Workplaces across the country are moving to end discrimination against the LGBT population. One of the most challenging industries for LGBT employees is the sports world. In an environment where homophobia still runs rampant, Baltimore Ravens linebacker and Super Bowl champion Brendon Ayanbadejo is taking the initiative to bring light to the issue of gay rights.
One historically-homophobic arena that recently went through a significant shift in its attitude toward the LGBT community is the military. Throughout much of American history, gay men and women were explicitly banned from serving in the armed forces because it was believed that their presence would "create an unacceptable risk to the high standards of morale, good order and discipline, and unit cohesion that are the essence of military capability." In 1993, the federal government reached a compromise and passed "Don't Ask, Don't Tell." The new policy outlawed discrimination against service members who kept details of their sexual orientation private; however, openly-gay citizens were still barred from serving in the military. Although its passage was a step in the right direction, critics argued that "Don't Ask, Don't Tell" did not go far enough. One of the most notable victories gay rights advocates have won in recent years is the repeal of the policy.
Though gay and lesbian athletes are not barred by law from participating in pro-sports leagues, the sports industry is at a similar crossroads. There is not a single openly-gay active athlete in the NFL, NBA, NHL or MLB. "The sports world is the last closet in America," writes Ayanbadejo. Some athletes have talked about their discomfort with the idea of having gay teammates. Ayanbadejo hopes to encourage professional athletes who might be hiding their sexual orientation to open up about it, and wants them to know that they will be respected, supported and valued no matter what. After his team's win over the New England Patriots in the AFC Championship game, the Ravens linebacker rushed to reach out to prominent gay rights advocates to learn how he could use the oncoming media exposure to help the cause.

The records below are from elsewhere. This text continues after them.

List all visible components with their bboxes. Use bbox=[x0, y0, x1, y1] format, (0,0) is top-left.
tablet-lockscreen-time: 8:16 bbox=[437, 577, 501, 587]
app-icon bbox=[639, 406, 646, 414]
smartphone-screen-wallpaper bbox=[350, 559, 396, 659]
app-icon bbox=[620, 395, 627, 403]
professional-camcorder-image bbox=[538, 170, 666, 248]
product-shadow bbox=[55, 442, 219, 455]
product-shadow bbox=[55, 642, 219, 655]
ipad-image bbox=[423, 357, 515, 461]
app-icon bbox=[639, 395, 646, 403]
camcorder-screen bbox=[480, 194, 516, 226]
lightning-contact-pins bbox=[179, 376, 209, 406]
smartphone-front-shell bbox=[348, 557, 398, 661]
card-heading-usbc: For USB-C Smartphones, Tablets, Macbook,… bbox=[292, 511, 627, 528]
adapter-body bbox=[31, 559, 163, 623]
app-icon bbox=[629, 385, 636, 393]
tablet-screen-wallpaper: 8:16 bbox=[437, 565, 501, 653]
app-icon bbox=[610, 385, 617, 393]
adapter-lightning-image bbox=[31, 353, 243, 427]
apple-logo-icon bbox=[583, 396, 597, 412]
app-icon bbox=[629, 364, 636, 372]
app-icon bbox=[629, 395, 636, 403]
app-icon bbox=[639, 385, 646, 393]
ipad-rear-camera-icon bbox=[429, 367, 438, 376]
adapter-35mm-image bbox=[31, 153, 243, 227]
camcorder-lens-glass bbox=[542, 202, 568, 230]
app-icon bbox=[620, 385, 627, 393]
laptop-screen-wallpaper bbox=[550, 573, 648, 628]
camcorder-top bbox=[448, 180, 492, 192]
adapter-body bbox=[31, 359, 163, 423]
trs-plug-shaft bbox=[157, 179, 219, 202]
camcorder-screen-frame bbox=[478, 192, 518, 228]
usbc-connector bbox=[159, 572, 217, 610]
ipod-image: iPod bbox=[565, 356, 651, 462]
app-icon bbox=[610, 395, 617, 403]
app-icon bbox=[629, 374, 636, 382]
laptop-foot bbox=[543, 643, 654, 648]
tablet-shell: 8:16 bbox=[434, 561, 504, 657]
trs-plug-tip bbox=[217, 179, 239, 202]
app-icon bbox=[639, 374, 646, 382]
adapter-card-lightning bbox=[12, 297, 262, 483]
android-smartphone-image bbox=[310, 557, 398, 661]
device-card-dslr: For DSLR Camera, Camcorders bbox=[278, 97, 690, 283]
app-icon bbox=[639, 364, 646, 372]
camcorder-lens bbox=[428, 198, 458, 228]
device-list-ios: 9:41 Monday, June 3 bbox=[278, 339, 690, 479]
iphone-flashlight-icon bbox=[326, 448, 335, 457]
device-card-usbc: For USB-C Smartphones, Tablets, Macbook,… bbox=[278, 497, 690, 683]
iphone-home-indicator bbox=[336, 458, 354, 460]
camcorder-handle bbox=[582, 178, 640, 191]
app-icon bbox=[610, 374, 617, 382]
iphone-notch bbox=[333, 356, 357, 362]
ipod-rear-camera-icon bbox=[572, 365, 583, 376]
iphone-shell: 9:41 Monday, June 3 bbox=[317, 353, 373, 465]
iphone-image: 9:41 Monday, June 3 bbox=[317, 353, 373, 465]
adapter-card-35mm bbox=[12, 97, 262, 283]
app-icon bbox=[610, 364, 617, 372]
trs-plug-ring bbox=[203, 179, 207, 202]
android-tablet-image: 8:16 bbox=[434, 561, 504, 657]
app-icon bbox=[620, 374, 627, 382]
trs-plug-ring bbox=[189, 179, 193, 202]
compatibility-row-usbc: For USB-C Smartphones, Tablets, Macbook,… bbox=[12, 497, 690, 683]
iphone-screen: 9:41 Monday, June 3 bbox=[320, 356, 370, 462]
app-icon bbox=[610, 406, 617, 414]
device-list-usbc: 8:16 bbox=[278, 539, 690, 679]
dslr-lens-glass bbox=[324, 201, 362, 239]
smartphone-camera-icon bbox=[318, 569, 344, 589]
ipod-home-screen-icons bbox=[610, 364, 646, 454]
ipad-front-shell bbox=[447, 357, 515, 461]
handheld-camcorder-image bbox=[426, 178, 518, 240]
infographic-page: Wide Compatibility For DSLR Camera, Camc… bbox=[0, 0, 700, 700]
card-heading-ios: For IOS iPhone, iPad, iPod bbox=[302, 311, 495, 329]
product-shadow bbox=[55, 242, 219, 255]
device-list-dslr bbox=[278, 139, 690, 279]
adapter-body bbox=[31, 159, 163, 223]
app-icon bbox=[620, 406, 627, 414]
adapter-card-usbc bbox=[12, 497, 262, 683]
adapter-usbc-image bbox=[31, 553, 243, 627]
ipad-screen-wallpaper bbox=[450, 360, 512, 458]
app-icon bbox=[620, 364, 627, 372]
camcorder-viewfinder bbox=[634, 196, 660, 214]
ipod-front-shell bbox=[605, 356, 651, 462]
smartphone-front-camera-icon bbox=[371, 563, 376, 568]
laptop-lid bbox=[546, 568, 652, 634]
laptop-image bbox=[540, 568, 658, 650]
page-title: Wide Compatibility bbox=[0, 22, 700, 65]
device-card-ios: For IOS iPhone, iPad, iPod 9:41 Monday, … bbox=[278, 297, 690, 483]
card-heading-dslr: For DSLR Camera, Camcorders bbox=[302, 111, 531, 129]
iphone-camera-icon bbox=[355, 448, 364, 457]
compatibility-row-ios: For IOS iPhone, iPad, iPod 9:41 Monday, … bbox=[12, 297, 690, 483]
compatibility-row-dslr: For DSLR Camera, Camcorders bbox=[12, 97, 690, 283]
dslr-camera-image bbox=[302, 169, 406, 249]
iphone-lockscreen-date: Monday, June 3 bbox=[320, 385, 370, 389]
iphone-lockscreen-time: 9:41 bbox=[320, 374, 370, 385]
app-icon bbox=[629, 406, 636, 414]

Brendon Ayanbadejo joined The Cycle to discuss his work. When asked why he is so passionate about gay rights, Ayanbadejo said he knows what facing discrimination feels like. To him, it isn't about gay rights, but human rights. "It's something we need to take care of, and it's going to take people like myself," he said. While he's been the target of criticism and jeers from fellow NFL players, Ayanbadejo still hopes to spark conversations that lead to greater acceptance.
Ayanbadejo serves as an ambassador for Athlete Ally, an organization committed to encouraging everyone involved in sports to respect all members of their communities, regardless of sexual orientation and gender identification. Meanwhile, he hopes his Super Bowl championship will provide him with a bigger platform to spread his message.